Cuzuioc could at times sense the ambivalence that Dr Spittler felt in coming to a judgement, despite his always recognising the due legal processes. “The law says that we are allowed to decide our end. So he was respecting the law, respecting the wish of each person, although deep down he was, of course, believing that human beings have an instinct of preserving their own lives,” the director stresses. 

“We have this idea of being German, you know,” Cuzuioc further observes. “It’s like ‘keeping the word, doing things correctly, the law is like this and we follow the law’…but I wanted to show that although he is very straight, there is still ambivalence within him, which means that over the last 30 years, he has been coping with the ideology of ethics, with medicines, with everything. He’s not someone that only sees things in black and white.”

What is contentious and, for Cuzuioc, in need of correction, is how it is possible that two very distinct duties – the assessment of mental suitability to decide on dying, and subsequent assistance during the process of death – can be undertaken by one person. 

“Yes, you’re very right. This is something very ambiguous for me, too. But there is some explanation for it,” Cuzuioc reasons. “He’s a neuropsychiatrist who is also a doctor, so he has two jobs. That’s why he’s unique.”

“The bond between him and those people is so strong and based on so much trust that they wanted him to assist,” he continues. “They didn’t want someone from outside to come in and to assist like a stranger.
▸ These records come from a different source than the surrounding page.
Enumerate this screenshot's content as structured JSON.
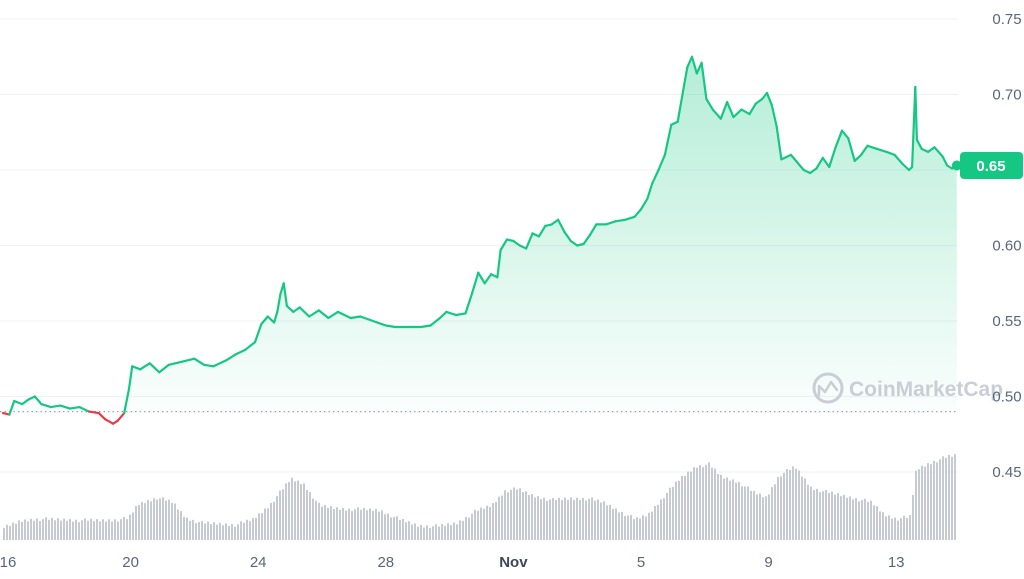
{
  "chart_data": {
    "type": "area",
    "watermark": "CoinMarketCap",
    "current_price_label": "0.65",
    "baseline_value": 0.49,
    "ylim": [
      0.41,
      0.755
    ],
    "y_ticks": [
      "0.75",
      "0.70",
      "0.65",
      "0.60",
      "0.55",
      "0.50",
      "0.45"
    ],
    "y_tick_values": [
      0.75,
      0.7,
      0.65,
      0.6,
      0.55,
      0.5,
      0.45
    ],
    "x_ticks": [
      "16",
      "20",
      "24",
      "28",
      "Nov",
      "5",
      "9",
      "13"
    ],
    "x_tick_days": [
      0,
      4,
      8,
      12,
      16,
      20,
      24,
      28
    ],
    "x_range_days": [
      0,
      29.9
    ],
    "grid": true,
    "colors": {
      "up": "#16c784",
      "down": "#ea3943",
      "volume": "#c5cad3",
      "grid": "#eff2f5",
      "label_bg": "#16c784"
    },
    "price_series": [
      [
        0.0,
        0.489
      ],
      [
        0.2,
        0.488
      ],
      [
        0.35,
        0.497
      ],
      [
        0.6,
        0.495
      ],
      [
        0.8,
        0.498
      ],
      [
        1.0,
        0.5
      ],
      [
        1.2,
        0.495
      ],
      [
        1.5,
        0.493
      ],
      [
        1.8,
        0.494
      ],
      [
        2.1,
        0.492
      ],
      [
        2.4,
        0.493
      ],
      [
        2.7,
        0.49
      ],
      [
        3.0,
        0.489
      ],
      [
        3.2,
        0.485
      ],
      [
        3.45,
        0.482
      ],
      [
        3.6,
        0.484
      ],
      [
        3.8,
        0.489
      ],
      [
        3.95,
        0.505
      ],
      [
        4.05,
        0.52
      ],
      [
        4.3,
        0.518
      ],
      [
        4.6,
        0.522
      ],
      [
        4.9,
        0.516
      ],
      [
        5.2,
        0.521
      ],
      [
        5.6,
        0.523
      ],
      [
        6.0,
        0.525
      ],
      [
        6.3,
        0.521
      ],
      [
        6.6,
        0.52
      ],
      [
        7.0,
        0.524
      ],
      [
        7.3,
        0.528
      ],
      [
        7.6,
        0.531
      ],
      [
        7.9,
        0.536
      ],
      [
        8.1,
        0.548
      ],
      [
        8.3,
        0.553
      ],
      [
        8.5,
        0.549
      ],
      [
        8.6,
        0.556
      ],
      [
        8.7,
        0.568
      ],
      [
        8.8,
        0.575
      ],
      [
        8.9,
        0.56
      ],
      [
        9.1,
        0.556
      ],
      [
        9.3,
        0.559
      ],
      [
        9.6,
        0.553
      ],
      [
        9.9,
        0.557
      ],
      [
        10.2,
        0.552
      ],
      [
        10.5,
        0.556
      ],
      [
        10.9,
        0.552
      ],
      [
        11.2,
        0.553
      ],
      [
        11.6,
        0.55
      ],
      [
        12.0,
        0.547
      ],
      [
        12.3,
        0.546
      ],
      [
        12.7,
        0.546
      ],
      [
        13.1,
        0.546
      ],
      [
        13.4,
        0.547
      ],
      [
        13.7,
        0.552
      ],
      [
        13.9,
        0.556
      ],
      [
        14.2,
        0.554
      ],
      [
        14.5,
        0.555
      ],
      [
        14.7,
        0.568
      ],
      [
        14.9,
        0.582
      ],
      [
        15.1,
        0.575
      ],
      [
        15.3,
        0.581
      ],
      [
        15.5,
        0.579
      ],
      [
        15.6,
        0.597
      ],
      [
        15.8,
        0.604
      ],
      [
        16.0,
        0.603
      ],
      [
        16.2,
        0.6
      ],
      [
        16.4,
        0.598
      ],
      [
        16.6,
        0.608
      ],
      [
        16.8,
        0.606
      ],
      [
        17.0,
        0.613
      ],
      [
        17.2,
        0.614
      ],
      [
        17.4,
        0.617
      ],
      [
        17.6,
        0.609
      ],
      [
        17.8,
        0.603
      ],
      [
        18.0,
        0.6
      ],
      [
        18.2,
        0.601
      ],
      [
        18.4,
        0.607
      ],
      [
        18.6,
        0.614
      ],
      [
        18.9,
        0.614
      ],
      [
        19.2,
        0.616
      ],
      [
        19.5,
        0.617
      ],
      [
        19.8,
        0.619
      ],
      [
        20.0,
        0.624
      ],
      [
        20.2,
        0.631
      ],
      [
        20.35,
        0.641
      ],
      [
        20.55,
        0.65
      ],
      [
        20.75,
        0.66
      ],
      [
        20.95,
        0.68
      ],
      [
        21.15,
        0.682
      ],
      [
        21.3,
        0.7
      ],
      [
        21.45,
        0.718
      ],
      [
        21.6,
        0.725
      ],
      [
        21.75,
        0.714
      ],
      [
        21.9,
        0.721
      ],
      [
        22.05,
        0.697
      ],
      [
        22.25,
        0.69
      ],
      [
        22.5,
        0.684
      ],
      [
        22.7,
        0.695
      ],
      [
        22.9,
        0.685
      ],
      [
        23.15,
        0.69
      ],
      [
        23.4,
        0.687
      ],
      [
        23.6,
        0.694
      ],
      [
        23.8,
        0.697
      ],
      [
        23.95,
        0.701
      ],
      [
        24.1,
        0.693
      ],
      [
        24.25,
        0.679
      ],
      [
        24.4,
        0.657
      ],
      [
        24.7,
        0.66
      ],
      [
        24.9,
        0.655
      ],
      [
        25.1,
        0.65
      ],
      [
        25.3,
        0.648
      ],
      [
        25.5,
        0.651
      ],
      [
        25.7,
        0.658
      ],
      [
        25.9,
        0.652
      ],
      [
        26.1,
        0.665
      ],
      [
        26.3,
        0.676
      ],
      [
        26.5,
        0.671
      ],
      [
        26.7,
        0.656
      ],
      [
        26.9,
        0.66
      ],
      [
        27.1,
        0.666
      ],
      [
        27.4,
        0.664
      ],
      [
        27.7,
        0.662
      ],
      [
        27.95,
        0.66
      ],
      [
        28.2,
        0.654
      ],
      [
        28.4,
        0.65
      ],
      [
        28.5,
        0.652
      ],
      [
        28.6,
        0.705
      ],
      [
        28.65,
        0.67
      ],
      [
        28.8,
        0.664
      ],
      [
        29.0,
        0.662
      ],
      [
        29.2,
        0.665
      ],
      [
        29.45,
        0.659
      ],
      [
        29.6,
        0.653
      ],
      [
        29.75,
        0.651
      ],
      [
        29.9,
        0.653
      ]
    ],
    "volume_profile": [
      [
        0.0,
        0.14
      ],
      [
        0.5,
        0.22
      ],
      [
        1.0,
        0.25
      ],
      [
        1.5,
        0.24
      ],
      [
        2.0,
        0.24
      ],
      [
        2.5,
        0.23
      ],
      [
        3.0,
        0.23
      ],
      [
        3.5,
        0.24
      ],
      [
        3.9,
        0.25
      ],
      [
        4.2,
        0.42
      ],
      [
        4.8,
        0.5
      ],
      [
        5.3,
        0.44
      ],
      [
        5.7,
        0.26
      ],
      [
        6.2,
        0.2
      ],
      [
        6.8,
        0.19
      ],
      [
        7.3,
        0.18
      ],
      [
        7.8,
        0.24
      ],
      [
        8.3,
        0.4
      ],
      [
        8.7,
        0.58
      ],
      [
        9.0,
        0.72
      ],
      [
        9.4,
        0.66
      ],
      [
        9.9,
        0.4
      ],
      [
        10.5,
        0.37
      ],
      [
        11.2,
        0.36
      ],
      [
        11.8,
        0.35
      ],
      [
        12.4,
        0.24
      ],
      [
        13.0,
        0.17
      ],
      [
        13.6,
        0.16
      ],
      [
        14.2,
        0.2
      ],
      [
        14.8,
        0.34
      ],
      [
        15.3,
        0.41
      ],
      [
        15.7,
        0.58
      ],
      [
        16.1,
        0.6
      ],
      [
        16.6,
        0.52
      ],
      [
        17.2,
        0.47
      ],
      [
        17.8,
        0.49
      ],
      [
        18.3,
        0.49
      ],
      [
        18.8,
        0.44
      ],
      [
        19.3,
        0.34
      ],
      [
        19.8,
        0.24
      ],
      [
        20.2,
        0.3
      ],
      [
        20.7,
        0.52
      ],
      [
        21.2,
        0.72
      ],
      [
        21.7,
        0.87
      ],
      [
        22.1,
        0.89
      ],
      [
        22.5,
        0.74
      ],
      [
        23.0,
        0.69
      ],
      [
        23.5,
        0.56
      ],
      [
        23.9,
        0.5
      ],
      [
        24.3,
        0.76
      ],
      [
        24.8,
        0.86
      ],
      [
        25.3,
        0.62
      ],
      [
        25.7,
        0.57
      ],
      [
        26.2,
        0.53
      ],
      [
        26.7,
        0.49
      ],
      [
        27.2,
        0.44
      ],
      [
        27.6,
        0.3
      ],
      [
        28.0,
        0.25
      ],
      [
        28.4,
        0.27
      ],
      [
        28.6,
        0.83
      ],
      [
        29.1,
        0.92
      ],
      [
        29.6,
        0.98
      ],
      [
        29.9,
        1.0
      ]
    ]
  }
}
It’s a passive assistance, not active, but it is still a bit of a controversy, and in keeping objectivity I think the law should stipulate those things better in Germany.”

In the film we learn that 87% of Germans support assisted dying. “Many people were present while a relative or someone they know, like a friend, was already assisted. And they saw that they were going so peacefully that they said, ‘when my moment comes, I want to receive that [assistance] too,’” says Cuzuioc.

“My purpose at the beginning was to explore a domain that was for me unknown. Now I know more, and I’m convinced that this right of getting assisted is something every person should have. It’s not the state – or the law – that should forbid you that,” he signs off.